Every newly chartered club may have up to two mentors who are appointed by the Club Growth Director in consultation with the District Director. A club mentor advises, teaches, and guides a newly chartered club in implementing the Toastmasters program at the club during the first six months to one year of the new club’s existence. The club mentor should be an experienced Toastmaster who possesses leadership skills, passion for Toastmasters, and a strong sense of dedication to helping a new club develop the tools to become a strong club that will ensure their success for years to come. The mentor receives a certificate and credit toward their Advanced Leader Silver (ALS) award after they return their “Get Credit” form to Toastmasters International.
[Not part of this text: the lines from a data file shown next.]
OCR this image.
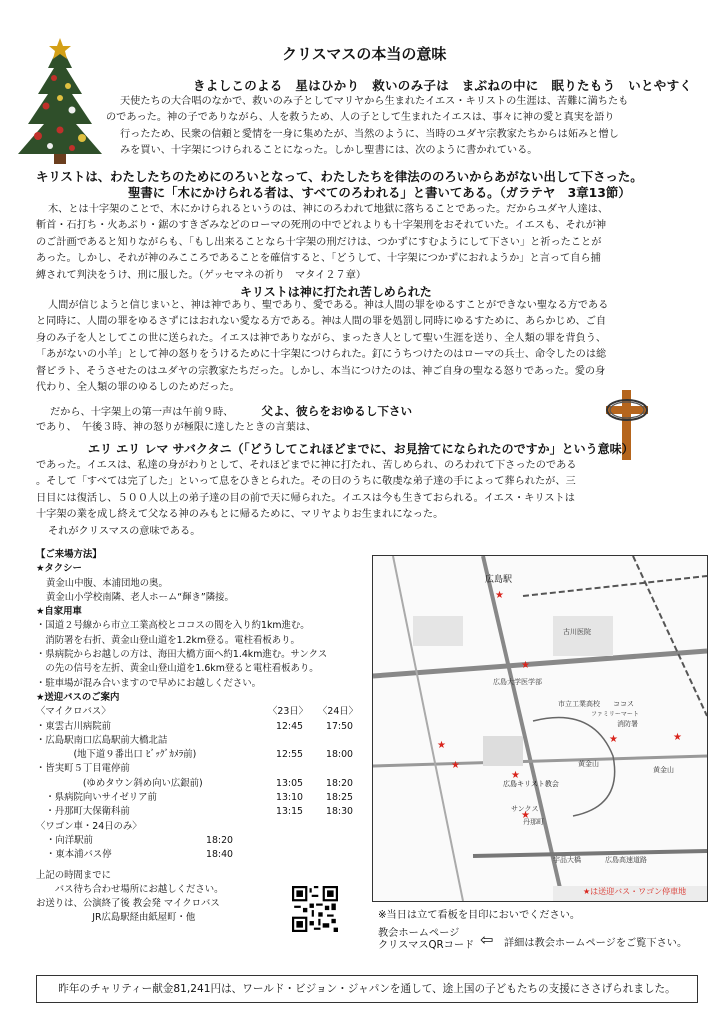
クリスマスの本当の意味
きよしこのよる　星はひかり　救いのみ子は　まぶねの中に　眠りたもう　いとやすく
天使たちの大合唱のなかで、救いのみ子としてマリヤから生まれたイエス・キリストの生涯は、苦難に満ちたも
のであった。神の子でありながら、人を救うため、人の子として生まれたイエスは、事々に神の愛と真実を語り
行ったため、民衆の信頼と愛情を一身に集めたが、当然のように、当時のユダヤ宗教家たちからは妬みと憎し
みを買い、十字架につけられることになった。しかし聖書には、次のように書かれている。
キリストは、わたしたちのためにのろいとなって、わたしたちを律法ののろいからあがない出して下さった。
聖書に「木にかけられる者は、すべてのろわれる」と書いてある。（ガラテヤ　3章13節）
木、とは十字架のことで、木にかけられるというのは、神にのろわれて地獄に落ちることであった。だからユダヤ人達は、
斬首・石打ち・火あぶり・鋸のすきざみなどのローマの死刑の中でどれよりも十字架刑をおそれていた。イエスも、それが神
のご計画であると知りながらも、「もし出来ることなら十字架の刑だけは、つかずにすむようにして下さい」と祈ったことが
あった。しかし、それが神のみこころであることを確信すると、「どうして、十字架につかずにおれようか」と言って自ら捕
縛されて判決をうけ、刑に服した。（ゲッセマネの祈り　マタイ２７章）
キリストは神に打たれ苦しめられた
人間が信じようと信じまいと、神は神であり、聖であり、愛である。神は人間の罪をゆるすことができない聖なる方である
と同時に、人間の罪をゆるさずにはおれない愛なる方である。神は人間の罪を処罰し同時にゆるすために、あらかじめ、ご自
身のみ子を人としてこの世に送られた。イエスは神でありながら、まったき人として聖い生涯を送り、全人類の罪を背負う、
「あがないの小羊」として神の怒りをうけるために十字架につけられた。釘にうちつけたのはローマの兵士、命令したのは総
督ピラト、そうさせたのはユダヤの宗教家たちだった。しかし、本当につけたのは、神ご自身の聖なる怒りであった。愛の身
代わり、全人類の罪のゆるしのためだった。
だから、十字架上の第一声は午前９時、 父よ、彼らをおゆるし下さい
であり、　午後３時、神の怒りが極限に達したときの言葉は、
エリ エリ レマ サバクタニ（「どうしてこれほどまでに、お見捨てになられたのですか」という意味）
であった。イエスは、私達の身がわりとして、それほどまでに神に打たれ、苦しめられ、のろわれて下さったのである
。そして「すべては完了した」といって息をひきとられた。その日のうちに敬虔な弟子達の手によって葬られたが、三
日目には復活し、５００人以上の弟子達の目の前で天に帰られた。イエスは今も生きておられる。イエス・キリストは
十字架の業を成し終えて父なる神のみもとに帰るために、マリヤよりお生まれになった。
それがクリスマスの意味である。
【ご来場方法】
★タクシー
黄金山中腹、本浦団地の奥。
黄金山小学校南隣、老人ホーム“輝き”隣接。
★自家用車
・国道２号線から市立工業高校とココスの間を入り約1km進む。
　消防署を右折、黄金山登山道を1.2km登る。電柱看板あり。
・県病院からお越しの方は、海田大橋方面へ約1.4km進む。サンクス
　の先の信号を左折、黄金山登山道を1.6km登ると電柱看板あり。
・駐車場が混み合いますので早めにお越しください。
★送迎バスのご案内
〈マイクロバス〉	〈23日〉 〈24日〉
・東雲古川病院前	12:45 17:50
・広島駅南口広島駅前大橋北詰
　　　　(地下道９番出口 ﾋﾞｯｸﾞｶﾒﾗ前)	12:55 18:00
・皆実町５丁目電停前
　　　　　(ゆめタウン斜め向い広銀前)	13:05 18:20
　・県病院向いサイゼリア前	13:10 18:25
　・丹那町大保衛科前	13:15 18:30
〈ワゴン車・24日のみ〉
・向洋駅前	18:20
・東本浦バス停	18:40
上記の時間までに
　　バス待ち合わせ場所にお越しください。
お送りは、公演終了後 教会発 マイクロバス
　　　　　　JR広島駅経由紙屋町・他
広島駅
古川医院
広島大学医学部
黄金山
広島キリスト教会
サンクス
丹那町
宇品大橋	広島高速道路
市立工業高校 ココス
消防署
ファミリーマート
黄金山
★
★
★
★
★
★	★
★
★は送迎バス・ワゴン停車地
※当日は立て看板を目印においでください。
教会ホームページ
クリスマスQRコード ⇦ 詳細は教会ホームページをご覧下さい。
昨年のチャリティー献金81,241円は、ワールド・ビジョン・ジャパンを通して、途上国の子どもたちの支援にささげられました。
Note: Mentors may apply for credit no sooner than six months after the club’s official charter date. A “mentor” is a trusted counselor or guide, tutor, coach. Your task, therefore, is to serve as a coach and advisor to the newly formed club. As a mentor, you have the opportunity to share your wisdom, knowledge, and experience with new toastmasters who want to learn, grow, and achieve. Your responsibility is not to run the club, but to allow the club to learn and grow as you gently offer suggestions guiding them toward excellence. A club mentor plays an integral part in the success of the club. By being a resource person, you can ease the growing pains of a new club and get it started on the right foot.
The duties and responsibilities of a Club Mentor:
- Build a personal rapport with the club.
- Provide the new club with an overview history of Toastmasters International, the organization structure, and the relationship between the organization and the club member.
- Explain the educational system (Pathways and a reference to the traditional education program).
- Acquaint the members with all the educational programs and activities Toastmasters has to offer (i.e. Speech craft, Youth Leadership, the Success/Communication and Success/Leadership programs, speech contests, Toastmasters Leadership Institute, etc.)
- Work with club officers explaining their duties and responsibilities.
- Help club members build positive habits (these are the kinds of behavior you want displayed long after you have left the group). Emphasize these positive habits:
- Regular attendance at meetings.
- Present Pathways and/or Manual speeches.
- Diligent preparation for speeches and meeting roles.
- Learn how to deliver excellent evaluations.
- Maintain a positive and enthusiastic attitude. In TI’s most successful clubs, members gain strength from a shared commitment to a worthwhile goal including self-improvement for all members.
- Special attention to guests and new members.
- Plan joint meetings with other clubs so the members will have an opportunity to see how other clubs operate.
- Review TI’s online store with the club and explain how they can benefit from the materials offered.
- Explain Club Central and the resources available online at Toastmasters International and the District 35 websites.
- Encourage Club members to attend Area, Division, District, and International meetings.
- Keep your District Director and Club Growth Director informed of your progress.
Remember: No position description can fully outline the total duties and responsibilities of the Club Mentor. Feel free to enlarge this list and reach out to other club mentors to find out their best practices. Being a club mentor offers you an opportunity to further develop and practice your leadership skills.